Médéric
Il n'est pas question de passer pour un terrien attaché à son lopin, et moins encore pour un citadin vaguement rousseauïsant (tiens, ça existe ce qualificatif ?) se délectant du chatouillis émotionnel d'une nature si jolie à regarder.
Je ne suis pas non plus Marie-Antoinette à Trianon.
Donc, aujourd'hui, séquence mondaine...
C'était ce dernier mardi 12, l'anniversaire d'un ami très cher : Bruno M.
Rue Médéric, magnifique local classé de l'Ecole Hôtelière. Architecture des années trente glissant vers la nouvelle grammaire de Le Corbusier. Entrée monumentale aux battants de fer forgé, escalier central dont la rampe à volutes vous flanque immédiatement la nostalgie du Hollywwod de la bonne époque.
Salons à la rigueur hautaine des décors de l'Europe des dictatures ; il semblerait qu'en tendant l'oreille on pourrait percevoir les sons amortis et rauques de la voix de Zara Leander. Wen ich mir was wunchen durfte.... (orthographe non garantie, je ne suis pas germanophone).
Brillante soirée, bien entendu, sur laquelle plane la gentillesse inoxydable de Bruno M., sa femme Camille mince et vaporeuse irradie d'un sourire rayonnant et ses yeux hésitent entre affection et malice. Ses sandales dorées à talon aiguille rendent sa démarche improbable et chaloupée.
Beaucoup de gens "connus" , à ma table Charlotte V. qui, peut être pour inhiber les marques de son mal, laisse flotter une opulente chevelure qui lui donne l'air pathétique d'une poupée de porcelaine en péril.
A ma table aussi, une caricature du parisianisme le plus affirmé, je ne sais plus son nom, mais indifférente aux autres, elle émet d'une voix giscardo-anaymonesque des avis sur tout. Elle est vêtue d'un tailleur rouge vif, aussi vif que mon habit de ce soir-là, et de ce fait je ne l'en trouve que plus antipathique.
Charles sobre et chic dans son costume gris fer, Robert en chemise de soie s'empare de la piste comme d'une scène, je laisse tomber mon veston sang, et, en chemise en baptiste au jabot empesé comme une armure je me joins aussi aux danseurs. Les décibels de l'orchestre rendent tout échange vocal impossible, donc, autant onduler.
Je suis heureux de retrouver Yves, joliment aminci, toujours charmeur et charmant, mais, celle qui capte tous les regards est sa femme, Catherine. Catherine que j'aime tant que j'en ai le coeur comme un sorbet au soleil de la voir aussi belle.
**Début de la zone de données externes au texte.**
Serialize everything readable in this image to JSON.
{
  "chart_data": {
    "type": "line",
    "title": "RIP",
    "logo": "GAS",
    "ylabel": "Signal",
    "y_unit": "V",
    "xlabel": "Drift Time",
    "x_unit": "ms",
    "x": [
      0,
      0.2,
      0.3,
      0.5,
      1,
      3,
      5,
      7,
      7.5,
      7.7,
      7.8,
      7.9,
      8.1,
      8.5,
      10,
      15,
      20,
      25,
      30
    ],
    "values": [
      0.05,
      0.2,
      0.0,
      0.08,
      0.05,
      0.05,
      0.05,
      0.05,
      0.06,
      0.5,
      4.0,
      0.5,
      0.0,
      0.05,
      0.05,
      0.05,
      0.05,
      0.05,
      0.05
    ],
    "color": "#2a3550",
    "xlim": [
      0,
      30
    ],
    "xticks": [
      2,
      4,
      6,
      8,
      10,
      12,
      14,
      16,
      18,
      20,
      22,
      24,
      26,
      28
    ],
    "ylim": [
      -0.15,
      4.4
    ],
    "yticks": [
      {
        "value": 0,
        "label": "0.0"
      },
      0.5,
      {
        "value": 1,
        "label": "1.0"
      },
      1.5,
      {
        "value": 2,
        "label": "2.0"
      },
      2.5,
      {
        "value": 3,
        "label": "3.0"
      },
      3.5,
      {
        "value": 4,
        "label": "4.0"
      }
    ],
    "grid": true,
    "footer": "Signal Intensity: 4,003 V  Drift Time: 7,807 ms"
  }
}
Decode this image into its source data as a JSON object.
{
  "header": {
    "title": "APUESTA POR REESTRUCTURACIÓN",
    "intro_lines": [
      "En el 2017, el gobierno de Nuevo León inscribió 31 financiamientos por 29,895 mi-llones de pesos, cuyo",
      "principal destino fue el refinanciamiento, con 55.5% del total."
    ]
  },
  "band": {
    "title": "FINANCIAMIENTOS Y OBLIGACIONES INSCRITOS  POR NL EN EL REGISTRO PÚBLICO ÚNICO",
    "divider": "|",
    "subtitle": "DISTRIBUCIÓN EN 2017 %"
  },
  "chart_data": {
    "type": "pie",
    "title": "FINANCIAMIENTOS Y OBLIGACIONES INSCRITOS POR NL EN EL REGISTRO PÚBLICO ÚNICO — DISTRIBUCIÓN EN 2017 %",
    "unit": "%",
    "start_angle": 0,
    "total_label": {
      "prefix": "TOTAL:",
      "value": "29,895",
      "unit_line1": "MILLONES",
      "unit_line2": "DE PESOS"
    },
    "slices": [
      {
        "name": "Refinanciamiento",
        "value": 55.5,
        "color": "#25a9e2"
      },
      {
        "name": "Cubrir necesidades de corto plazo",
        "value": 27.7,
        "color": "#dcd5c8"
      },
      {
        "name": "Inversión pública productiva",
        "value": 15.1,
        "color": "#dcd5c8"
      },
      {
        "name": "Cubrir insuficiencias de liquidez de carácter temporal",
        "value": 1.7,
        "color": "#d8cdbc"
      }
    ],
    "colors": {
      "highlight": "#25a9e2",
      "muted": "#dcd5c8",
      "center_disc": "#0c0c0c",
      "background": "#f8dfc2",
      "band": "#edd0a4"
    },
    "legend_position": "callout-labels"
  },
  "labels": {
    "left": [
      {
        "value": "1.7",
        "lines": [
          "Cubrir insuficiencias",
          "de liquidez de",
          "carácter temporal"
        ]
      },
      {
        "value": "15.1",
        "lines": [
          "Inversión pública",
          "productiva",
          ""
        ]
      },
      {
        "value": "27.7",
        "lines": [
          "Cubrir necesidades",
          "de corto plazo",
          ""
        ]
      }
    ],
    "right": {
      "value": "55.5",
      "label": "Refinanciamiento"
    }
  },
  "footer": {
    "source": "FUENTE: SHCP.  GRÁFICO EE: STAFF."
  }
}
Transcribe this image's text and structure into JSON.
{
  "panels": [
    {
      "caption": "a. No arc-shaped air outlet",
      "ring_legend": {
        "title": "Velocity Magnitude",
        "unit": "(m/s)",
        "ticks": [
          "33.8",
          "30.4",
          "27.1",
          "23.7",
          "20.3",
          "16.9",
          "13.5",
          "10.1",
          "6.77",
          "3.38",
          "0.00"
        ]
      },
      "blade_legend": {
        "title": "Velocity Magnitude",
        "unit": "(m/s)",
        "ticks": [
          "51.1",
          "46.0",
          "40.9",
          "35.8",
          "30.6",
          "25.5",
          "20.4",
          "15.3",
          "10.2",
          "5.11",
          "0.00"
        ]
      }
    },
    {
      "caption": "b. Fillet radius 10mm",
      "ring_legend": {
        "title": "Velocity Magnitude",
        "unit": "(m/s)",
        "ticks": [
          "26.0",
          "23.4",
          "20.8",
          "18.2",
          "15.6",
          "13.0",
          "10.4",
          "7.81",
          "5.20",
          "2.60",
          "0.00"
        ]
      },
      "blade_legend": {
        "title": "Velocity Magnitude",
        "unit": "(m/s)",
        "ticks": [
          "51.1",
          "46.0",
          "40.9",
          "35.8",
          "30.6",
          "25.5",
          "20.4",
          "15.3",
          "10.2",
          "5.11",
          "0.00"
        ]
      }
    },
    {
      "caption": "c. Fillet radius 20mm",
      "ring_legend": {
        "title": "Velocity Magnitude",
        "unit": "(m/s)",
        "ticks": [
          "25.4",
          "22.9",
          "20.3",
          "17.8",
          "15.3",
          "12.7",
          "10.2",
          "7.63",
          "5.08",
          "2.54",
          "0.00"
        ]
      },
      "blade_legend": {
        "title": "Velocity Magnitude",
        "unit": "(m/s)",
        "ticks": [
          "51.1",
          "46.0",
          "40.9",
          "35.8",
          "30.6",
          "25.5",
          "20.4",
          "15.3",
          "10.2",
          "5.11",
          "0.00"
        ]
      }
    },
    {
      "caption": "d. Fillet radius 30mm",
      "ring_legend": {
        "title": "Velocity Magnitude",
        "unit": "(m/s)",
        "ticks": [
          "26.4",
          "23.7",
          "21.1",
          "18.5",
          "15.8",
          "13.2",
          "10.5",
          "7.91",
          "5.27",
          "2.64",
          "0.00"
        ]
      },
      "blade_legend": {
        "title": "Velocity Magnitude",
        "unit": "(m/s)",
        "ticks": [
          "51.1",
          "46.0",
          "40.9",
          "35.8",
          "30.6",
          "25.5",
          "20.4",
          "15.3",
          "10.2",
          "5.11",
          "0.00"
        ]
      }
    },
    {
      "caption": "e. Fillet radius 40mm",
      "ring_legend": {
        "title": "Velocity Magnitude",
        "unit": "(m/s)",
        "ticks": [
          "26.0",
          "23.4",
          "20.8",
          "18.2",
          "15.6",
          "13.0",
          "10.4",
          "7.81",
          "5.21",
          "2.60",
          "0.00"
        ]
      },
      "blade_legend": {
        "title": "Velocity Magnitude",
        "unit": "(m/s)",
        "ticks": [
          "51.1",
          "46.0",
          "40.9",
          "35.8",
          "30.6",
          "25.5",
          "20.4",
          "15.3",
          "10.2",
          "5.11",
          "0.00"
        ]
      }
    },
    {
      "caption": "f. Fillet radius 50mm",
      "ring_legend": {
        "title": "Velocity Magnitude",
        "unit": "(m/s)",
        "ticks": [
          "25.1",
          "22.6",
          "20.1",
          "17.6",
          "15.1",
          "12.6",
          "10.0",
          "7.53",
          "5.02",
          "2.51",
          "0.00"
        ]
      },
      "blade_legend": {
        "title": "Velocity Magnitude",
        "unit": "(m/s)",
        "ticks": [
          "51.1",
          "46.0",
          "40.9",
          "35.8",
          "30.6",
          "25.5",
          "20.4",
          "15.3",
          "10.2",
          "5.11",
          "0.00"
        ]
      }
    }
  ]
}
Elégance parfaite dans son fourreau de satin noir, décolleté vertigineux à peine assagi par une modestie de dentelle noire, elle ne s'est quasiment pas bijoutée, l'éclat de son teint sur la profondeur du noir de sa robe vaut toutes les pierres du monde. Elle est belle, très belle...
Le décolleté est, pour moi,la partie la plus émouvante d'une femme, mais pas n'importe quel décolleté, je déteste les dépoitraillages jusqu'au nombril sur des seins libres de soutien-gorge ou autre bustier de la tendance actuelle.
Il me plaît que le sein soit tenu, relevé, qu'il palpite comme une colombe dans son nid, j'aime qu'une gorge soit offerte et non que des mamelles soient exhibées.
C'est l'heure du gâteau, Bruno M. s'avance, déchaîné, couteau et pelle à tarte brandis comme un pourfendeur des bonnes résolutions alimentaires. Il est monté sur une table et danse frénétiquement sous les applaudissements des invités.
Le champagne a mis des révolvers dans tous les yeux.
Demain, déjeuner à Bar-sur-Aube, dans le Louis XVI rassurant et immémoriel des demeures bourgeoises de province.